Friday, June 27, 2008
Pocket Money 2 -- School
Thiers, France, built on the hill.
In the scene for the opening credits in Pocket Money, we see children tumbling down the streets of Thiers, a town built on the hills where all the streets run up and down. They are carrying satchels and running to school--a no-nonsense place. The schoolyard is bare--no swings, no monkey bars, no sliding boards. Inside the classroom, the scene is equally barren--a few maps, but no decoration in the classroom or the hallways. The chalkboard and desks. There are about 25 children at least in the classroom--in this case, it is an all-boys school which is to go co-ed in the next year.
In the front of the classroom is a young teacher, slim and as no-nonsense as the surroundings. No friendly introductions, right down to business. She listens to boys recite from The Miser by Moliere (as homework the boys had been tasked with memorizing 15 lines). Those who do not know it are sharply rebuked. Equally rebuked are those who say the lines without appropriate emotional expression. The teacher reads it as an example and calls on another boy. When he still recites in the lines in monotone, she yells, "I am as stubborn as you are. I don't care if it takes all day." In another scene she quizzes the boys on history: she says a year and a place, and she calls on a boy who must reply with the event that happened in that year and place. In yet a third scene, she is teaching punctuation by examining a poem.

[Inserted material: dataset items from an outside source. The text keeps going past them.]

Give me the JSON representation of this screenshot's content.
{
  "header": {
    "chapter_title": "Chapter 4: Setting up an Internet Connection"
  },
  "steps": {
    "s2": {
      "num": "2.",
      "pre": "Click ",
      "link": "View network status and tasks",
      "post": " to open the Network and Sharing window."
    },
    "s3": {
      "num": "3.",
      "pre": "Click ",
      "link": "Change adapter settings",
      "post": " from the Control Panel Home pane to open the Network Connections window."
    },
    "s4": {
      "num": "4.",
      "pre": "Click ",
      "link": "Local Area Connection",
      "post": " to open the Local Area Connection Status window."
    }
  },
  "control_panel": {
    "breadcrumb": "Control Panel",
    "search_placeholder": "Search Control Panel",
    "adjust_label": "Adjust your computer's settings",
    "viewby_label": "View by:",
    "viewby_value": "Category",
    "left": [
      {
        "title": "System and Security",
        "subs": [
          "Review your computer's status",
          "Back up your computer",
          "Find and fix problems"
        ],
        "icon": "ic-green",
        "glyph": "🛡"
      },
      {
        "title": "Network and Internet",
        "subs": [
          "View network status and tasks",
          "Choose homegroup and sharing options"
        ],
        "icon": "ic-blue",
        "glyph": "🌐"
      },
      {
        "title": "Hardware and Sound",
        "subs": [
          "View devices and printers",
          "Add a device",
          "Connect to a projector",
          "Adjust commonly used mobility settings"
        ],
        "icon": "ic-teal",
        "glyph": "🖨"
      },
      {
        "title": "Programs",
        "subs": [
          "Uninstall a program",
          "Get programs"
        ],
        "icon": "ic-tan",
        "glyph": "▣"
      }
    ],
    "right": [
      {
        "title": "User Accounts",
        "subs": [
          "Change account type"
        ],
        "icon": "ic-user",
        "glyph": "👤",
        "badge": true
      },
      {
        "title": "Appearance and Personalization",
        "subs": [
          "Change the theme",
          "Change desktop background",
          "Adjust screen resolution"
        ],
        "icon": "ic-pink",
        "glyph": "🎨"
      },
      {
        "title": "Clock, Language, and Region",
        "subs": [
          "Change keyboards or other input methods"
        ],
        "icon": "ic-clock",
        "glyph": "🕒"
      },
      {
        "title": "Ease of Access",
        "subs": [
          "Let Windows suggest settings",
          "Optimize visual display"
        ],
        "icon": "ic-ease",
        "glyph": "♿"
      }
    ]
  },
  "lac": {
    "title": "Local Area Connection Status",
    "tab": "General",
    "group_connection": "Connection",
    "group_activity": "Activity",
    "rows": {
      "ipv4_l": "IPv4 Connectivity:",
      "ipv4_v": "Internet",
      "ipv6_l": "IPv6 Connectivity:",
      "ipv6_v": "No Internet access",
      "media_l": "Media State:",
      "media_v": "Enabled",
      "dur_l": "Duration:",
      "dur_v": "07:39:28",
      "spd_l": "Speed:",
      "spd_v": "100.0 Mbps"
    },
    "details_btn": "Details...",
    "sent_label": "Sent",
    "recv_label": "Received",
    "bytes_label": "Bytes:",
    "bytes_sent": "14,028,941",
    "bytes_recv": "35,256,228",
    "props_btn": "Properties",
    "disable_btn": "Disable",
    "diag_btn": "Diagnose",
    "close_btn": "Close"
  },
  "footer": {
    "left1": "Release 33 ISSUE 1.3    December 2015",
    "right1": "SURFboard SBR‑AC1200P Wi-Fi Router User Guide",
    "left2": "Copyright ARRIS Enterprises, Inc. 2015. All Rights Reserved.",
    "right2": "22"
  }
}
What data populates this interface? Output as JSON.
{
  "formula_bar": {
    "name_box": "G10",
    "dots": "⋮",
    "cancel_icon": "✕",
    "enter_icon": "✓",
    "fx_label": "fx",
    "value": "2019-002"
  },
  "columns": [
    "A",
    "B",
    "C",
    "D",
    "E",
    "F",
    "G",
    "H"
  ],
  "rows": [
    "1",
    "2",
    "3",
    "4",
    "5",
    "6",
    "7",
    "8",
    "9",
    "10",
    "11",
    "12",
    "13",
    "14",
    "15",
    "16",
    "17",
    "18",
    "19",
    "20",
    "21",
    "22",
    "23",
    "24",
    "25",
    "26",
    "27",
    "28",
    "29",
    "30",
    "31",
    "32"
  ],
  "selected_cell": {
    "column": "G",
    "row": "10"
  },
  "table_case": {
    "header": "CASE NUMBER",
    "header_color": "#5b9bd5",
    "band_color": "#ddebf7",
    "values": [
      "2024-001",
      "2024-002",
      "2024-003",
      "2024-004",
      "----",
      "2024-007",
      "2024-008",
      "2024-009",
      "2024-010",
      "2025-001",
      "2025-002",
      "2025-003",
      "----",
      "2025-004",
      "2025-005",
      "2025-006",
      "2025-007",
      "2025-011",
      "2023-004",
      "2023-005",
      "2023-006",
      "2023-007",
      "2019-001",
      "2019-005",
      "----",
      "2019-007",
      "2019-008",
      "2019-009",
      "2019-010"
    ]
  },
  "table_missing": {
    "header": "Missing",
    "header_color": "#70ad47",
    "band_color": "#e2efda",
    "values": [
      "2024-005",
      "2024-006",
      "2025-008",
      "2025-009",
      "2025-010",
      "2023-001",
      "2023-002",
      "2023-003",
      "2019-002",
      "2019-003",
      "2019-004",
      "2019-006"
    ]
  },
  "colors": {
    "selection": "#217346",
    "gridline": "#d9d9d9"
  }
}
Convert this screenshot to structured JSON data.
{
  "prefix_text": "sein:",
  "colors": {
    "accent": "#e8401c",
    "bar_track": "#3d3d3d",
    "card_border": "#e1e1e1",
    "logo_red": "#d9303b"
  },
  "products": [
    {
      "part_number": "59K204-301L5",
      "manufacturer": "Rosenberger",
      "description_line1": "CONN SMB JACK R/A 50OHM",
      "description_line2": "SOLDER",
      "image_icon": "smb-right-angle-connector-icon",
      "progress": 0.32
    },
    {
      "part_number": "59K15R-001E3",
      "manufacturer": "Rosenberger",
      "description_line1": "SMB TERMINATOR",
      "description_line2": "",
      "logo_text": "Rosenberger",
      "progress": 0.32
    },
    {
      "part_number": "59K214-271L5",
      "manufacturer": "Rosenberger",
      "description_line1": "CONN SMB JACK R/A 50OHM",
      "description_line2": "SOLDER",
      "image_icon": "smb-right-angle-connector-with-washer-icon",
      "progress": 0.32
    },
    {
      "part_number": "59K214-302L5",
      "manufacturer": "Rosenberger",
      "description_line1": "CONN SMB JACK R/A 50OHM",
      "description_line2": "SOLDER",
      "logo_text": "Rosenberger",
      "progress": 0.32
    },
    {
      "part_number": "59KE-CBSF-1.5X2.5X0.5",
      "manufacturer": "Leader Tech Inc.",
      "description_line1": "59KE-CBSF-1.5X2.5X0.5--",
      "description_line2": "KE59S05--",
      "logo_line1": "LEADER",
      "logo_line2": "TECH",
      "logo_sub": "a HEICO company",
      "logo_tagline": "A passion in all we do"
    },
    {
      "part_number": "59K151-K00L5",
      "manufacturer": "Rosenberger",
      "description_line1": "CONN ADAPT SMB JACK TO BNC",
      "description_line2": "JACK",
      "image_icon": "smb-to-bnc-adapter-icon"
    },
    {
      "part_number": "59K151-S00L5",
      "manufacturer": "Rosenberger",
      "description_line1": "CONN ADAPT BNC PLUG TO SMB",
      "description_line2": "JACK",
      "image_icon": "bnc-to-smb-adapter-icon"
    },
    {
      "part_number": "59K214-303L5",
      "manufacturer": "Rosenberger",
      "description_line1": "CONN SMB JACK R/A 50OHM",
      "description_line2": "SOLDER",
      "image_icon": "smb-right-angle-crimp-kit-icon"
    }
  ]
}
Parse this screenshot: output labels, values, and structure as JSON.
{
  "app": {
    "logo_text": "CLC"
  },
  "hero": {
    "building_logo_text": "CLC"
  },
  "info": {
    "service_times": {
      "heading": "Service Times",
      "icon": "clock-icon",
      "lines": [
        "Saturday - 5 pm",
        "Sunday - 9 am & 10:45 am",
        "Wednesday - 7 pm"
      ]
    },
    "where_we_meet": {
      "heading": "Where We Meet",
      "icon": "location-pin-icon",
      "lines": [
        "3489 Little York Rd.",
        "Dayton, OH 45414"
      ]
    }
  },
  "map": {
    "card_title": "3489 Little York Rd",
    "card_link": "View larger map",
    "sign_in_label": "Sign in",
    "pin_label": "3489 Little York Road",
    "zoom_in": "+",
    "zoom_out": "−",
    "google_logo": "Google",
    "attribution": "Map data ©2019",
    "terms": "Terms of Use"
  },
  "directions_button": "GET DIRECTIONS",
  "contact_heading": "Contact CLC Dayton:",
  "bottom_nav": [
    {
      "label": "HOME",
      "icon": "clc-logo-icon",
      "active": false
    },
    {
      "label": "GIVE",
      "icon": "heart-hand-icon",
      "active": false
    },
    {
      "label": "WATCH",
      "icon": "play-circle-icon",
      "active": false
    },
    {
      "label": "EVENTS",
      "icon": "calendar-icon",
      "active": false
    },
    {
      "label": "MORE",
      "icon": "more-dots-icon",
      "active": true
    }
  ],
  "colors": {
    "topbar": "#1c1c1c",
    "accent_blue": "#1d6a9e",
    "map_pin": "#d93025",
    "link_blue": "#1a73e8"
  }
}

Compared with today's teaching methods in the United States, the onus is on memorization--that is, internalization of the material. The onus is also on the students to learn, not on the teacher to give them a meaningful or happy experience.
A French classroom, a photo taken by the teacher and on his blog.
Yet if the teacher seems abrupt by American standards, she cares deeply for her students. When it emerges that one of the boys, a small-time delinquent, is regularly beaten at home when signs of abuse, including cigarette burns, are discovered, she bursts into tears and feels terribly guilty that she had not noticed and had been "hard on him."
A male teacher who figures prominently in the movie is a bit more free-wheeling and encourages greater participation from the students. We hear fragments of his geography class--clearly French children know where France is, but they are expected to know many more details about the planet. Here again, the focus is on memorizing the lesson. There are scenes in which children are helping each other with their homework after school--quizzing each other on the memorization or helping each other with math.
School goes all day, from early in the morning until 4:30 in the afternoon. A friend of mine who lived in France notes that children are sent to daycare before school, whether the mother stays at home or not. Kindergarten is all day.
Harriet Welty Rochefort, an American who married a French man and lives in Paris, noted in her book, French Toast: An American in Paris Celebrates the Maddening Mysteries of the French, that she left her son off at school by saying, "Have fun" but that French mothers left their children with the words, "Be good." Although American, I always have said, "Be good," when my daughter and I part, so this may be a measure of France's resistance to 1960s countercultural feel-good-ism, which the author seemed often to represent.